My name is Stephanie, I am finishing my bachelors degree in hopes of becoming an educator at the community college in the hygiene clinic. I am debating on whether to continue for my masters degree and if so what I should get the degree in. I have found that it is hard to get a full-time position with just a bachelors. As an educator in the clinic what tasks do you complete on a daily basis? Do you have the opportunity to teach your own class, if so what degree do you have?
I received my bachelor’s degree in dental hygiene education when I was on the path to teach part-time and full-time. But, a master’s degree is usually the minimum requirement these days to secure a full-time position as a dental hygiene educator. Most schools seeking “clinical instructors” only, may accept a bachelor of science and it is best if this degree is focused in the track of education.
When I went on for my master’s degree, I chose NOT to pursue this in a dental hygiene degree program. I felt that this would only focus my studies and mentoring as an educator for dental hygiene ONLY. My dental hygiene school director gave me advice and I still believe it was the best advice I ever received while pursuing my higher degree. She said that it may be best to study in a master’s degree program “outside of the dental world” so that it broadens your opportunities in various areas of interest.
So, I applied and attended night classes to attain a master’s degree in education from Penn State University—annex campus. This program was designed to offer a Master of Education. but in “Instructional Design and Training.” This allowed me to take classes and courses that were in adult education and my classmates were mostly from “corporate training positions” in companies in my area. I learned more about designing effective training, which was more useful to me when I made the jump into a corporate position after teaching in dental hygiene programs. I now use these skills in training sales hires and developing all sorts of design to train. If I had gone to a dental hygiene specific program, it would have narrowed my knowledge and skills.
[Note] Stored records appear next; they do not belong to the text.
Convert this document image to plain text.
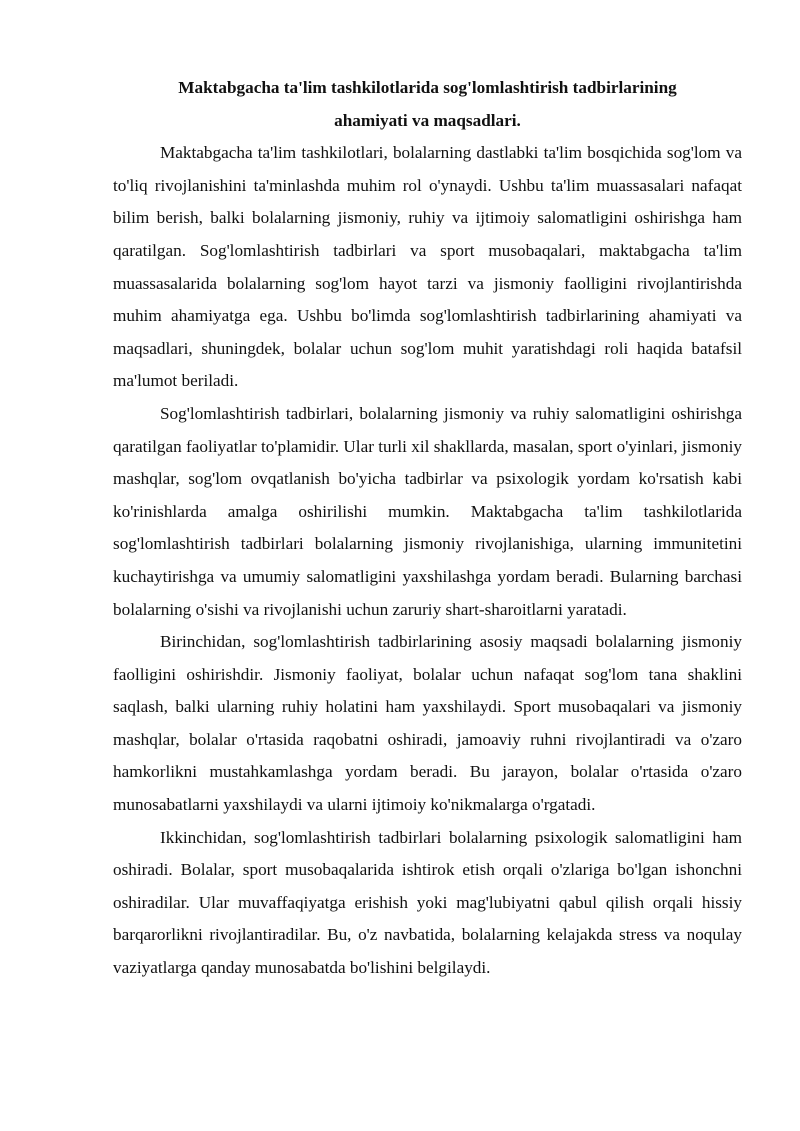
Maktabgacha ta'lim tashkilotlarida sog'lomlashtirish tadbirlarining
ahamiyati va maqsadlari.

Maktabgacha ta'lim tashkilotlari, bolalarning dastlabki ta'lim bosqichida sog'lom va to'liq rivojlanishini ta'minlashda muhim rol o'ynaydi. Ushbu ta'lim muassasalari nafaqat bilim berish, balki bolalarning jismoniy, ruhiy va ijtimoiy salomatligini oshirishga ham qaratilgan. Sog'lomlashtirish tadbirlari va sport musobaqalari, maktabgacha ta'lim muassasalarida bolalarning sog'lom hayot tarzi va jismoniy faolligini rivojlantirishda muhim ahamiyatga ega. Ushbu bo'limda sog'lomlashtirish tadbirlarining ahamiyati va maqsadlari, shuningdek, bolalar uchun sog'lom muhit yaratishdagi roli haqida batafsil ma'lumot beriladi.

Sog'lomlashtirish tadbirlari, bolalarning jismoniy va ruhiy salomatligini oshirishga qaratilgan faoliyatlar to'plamidir. Ular turli xil shakllarda, masalan, sport o'yinlari, jismoniy mashqlar, sog'lom ovqatlanish bo'yicha tadbirlar va psixologik yordam ko'rsatish kabi ko'rinishlarda amalga oshirilishi mumkin. Maktabgacha ta'lim tashkilotlarida sog'lomlashtirish tadbirlari bolalarning jismoniy rivojlanishiga, ularning immunitetini kuchaytirishga va umumiy salomatligini yaxshilashga yordam beradi. Bularning barchasi bolalarning o'sishi va rivojlanishi uchun zaruriy shart-sharoitlarni yaratadi.

Birinchidan, sog'lomlashtirish tadbirlarining asosiy maqsadi bolalarning jismoniy faolligini oshirishdir. Jismoniy faoliyat, bolalar uchun nafaqat sog'lom tana shaklini saqlash, balki ularning ruhiy holatini ham yaxshilaydi. Sport musobaqalari va jismoniy mashqlar, bolalar o'rtasida raqobatni oshiradi, jamoaviy ruhni rivojlantiradi va o'zaro hamkorlikni mustahkamlashga yordam beradi. Bu jarayon, bolalar o'rtasida o'zaro munosabatlarni yaxshilaydi va ularni ijtimoiy ko'nikmalarga o'rgatadi.

Ikkinchidan, sog'lomlashtirish tadbirlari bolalarning psixologik salomatligini ham oshiradi. Bolalar, sport musobaqalarida ishtirok etish orqali o'zlariga bo'lgan ishonchni oshiradilar. Ular muvaffaqiyatga erishish yoki mag'lubiyatni qabul qilish orqali hissiy barqarorlikni rivojlantiradilar. Bu, o'z navbatida, bolalarning kelajakda stress va noqulay vaziyatlarga qanday munosabatda bo'lishini belgilaydi.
My advice is ALWAYS to advance your degree because it opens doors. Our accreditation process requires that faculty teaching in a program must have one degree higher than students in the program. So technically with a bachelor’s degree, you could work in a program that awards an associate degree in dental hygiene. One of the reasons we encourage students to do a degree-completion program for their bachelor’s or get the graduate dental hygiene degree is because all of the questions about what an educator would do in clinic is covered in the dental hygiene baccalaureate and graduate programs.